WDBIH signed a R100m cheque from its own cash resources and leveraged off its balance sheet by using some debt to top up.
The female-led and black-owned WDBIH said it had the appetite to take up more shares in Woolworths should the retailer pursue a black economic empowerment (BEE) transaction in the future.
Last month Woolworths said its staff had cashed out close to R2bn after selling shares following the maturity of the company’s BEE employee share ownership scheme that was initiated eight years ago.
To manage the exit of some staff efficiently, the retailer then initiated a bookbuild process.
WDBIH took advantage of the bookbuild and picked up about a quarter of the shares allocated in the process, WDBIH CEO Faith Khanyile told Business Day.
She said WDBIH took about 5-million shares out of about 20-million shares that were for sale to institutional investors.
“We have recently made an investment into Woollies. We are hoping that by participating in the bookbuild we can position ourselves for a future BEE deal that may come.”

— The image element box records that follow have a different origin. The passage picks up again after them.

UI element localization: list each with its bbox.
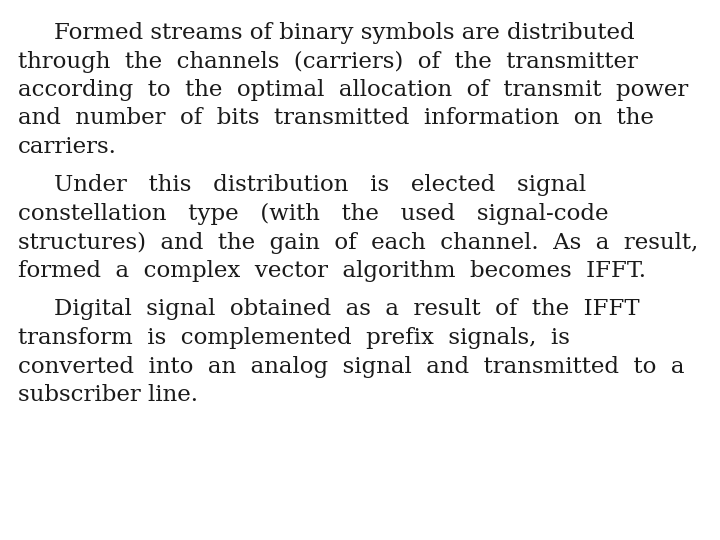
Text: transform  is  complemented  prefix  signals,  is: transform is complemented prefix signals… [18,327,570,349]
Text: subscriber line.: subscriber line. [18,384,198,406]
Text: and  number  of  bits  transmitted  information  on  the: and number of bits transmitted informati… [18,107,654,130]
Text: formed  a  complex  vector  algorithm  becomes  IFFT.: formed a complex vector algorithm become… [18,260,646,282]
Text: Under   this   distribution   is   elected   signal: Under this distribution is elected signa… [54,174,586,197]
Text: according  to  the  optimal  allocation  of  transmit  power: according to the optimal allocation of t… [18,79,688,101]
Text: through  the  channels  (carriers)  of  the  transmitter: through the channels (carriers) of the t… [18,51,638,72]
Text: converted  into  an  analog  signal  and  transmitted  to  a: converted into an analog signal and tran… [18,355,685,377]
Text: structures)  and  the  gain  of  each  channel.  As  a  result,: structures) and the gain of each channel… [18,232,698,254]
Text: Digital  signal  obtained  as  a  result  of  the  IFFT: Digital signal obtained as a result of t… [54,299,639,321]
Text: constellation   type   (with   the   used   signal-code: constellation type (with the used signal… [18,203,608,225]
Text: carriers.: carriers. [18,136,117,158]
Text: Formed streams of binary symbols are distributed: Formed streams of binary symbols are dis… [54,22,634,44]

This is the second bookbuild WDBIH has taken advantage of this year. Earlier in the year, when the FirstRand empowerment deal paid out, WDBIH put in R100m of its own cash to participate in a bookbuild.
This means that so far this year WDBIH has invested R200m from its own cash resources in bookbuilds.
The 19-year-old WDBIH, which was formed to make a difference in the lives of rural women and communities, is owned by the WDB Trust whose trustees include businesswoman Daphne Mashile-Nkosi, former CEO of then Wooltru Group Colin Hall and former first lady of SA and the founder of the WDB Trust Zanele Mbeki.
So far WDBIH has total assets of just more than R5bn and a net asset value of close to R3bn. It counts among its listed investments FirstRand, Discovery, Bidvest, Ascendis Health and property company Safari.
Unlisted investments include Assupol, Masana Petroleum Solutions and Algoa FM.
“The objective is to increase our stakes in Ascendis and Safari,” Ms Khanyile said.
She said WDBIH invested in Safari not just for commercial returns but because it is a property fund focused on townships. “We are an investment company with a conscience.
“We are not investing for the sake of it. We want to see how we can marry investing with commercial returns and social impact,” Ms Khanyile said.
She added that WDBIH had distributed about R165m in dividends to the WDB Trust and these were used to champion women and community causes.
The WDB Trust has a charitable programme called Zenzele focused on rural households. In the programme the trust employs social workers who visit rural communities to identify basic services the communities may need.
The programme then connects the poor households with relevant state departments.
Going forward, WDBIH said it was looking to invest in mid-cap companies.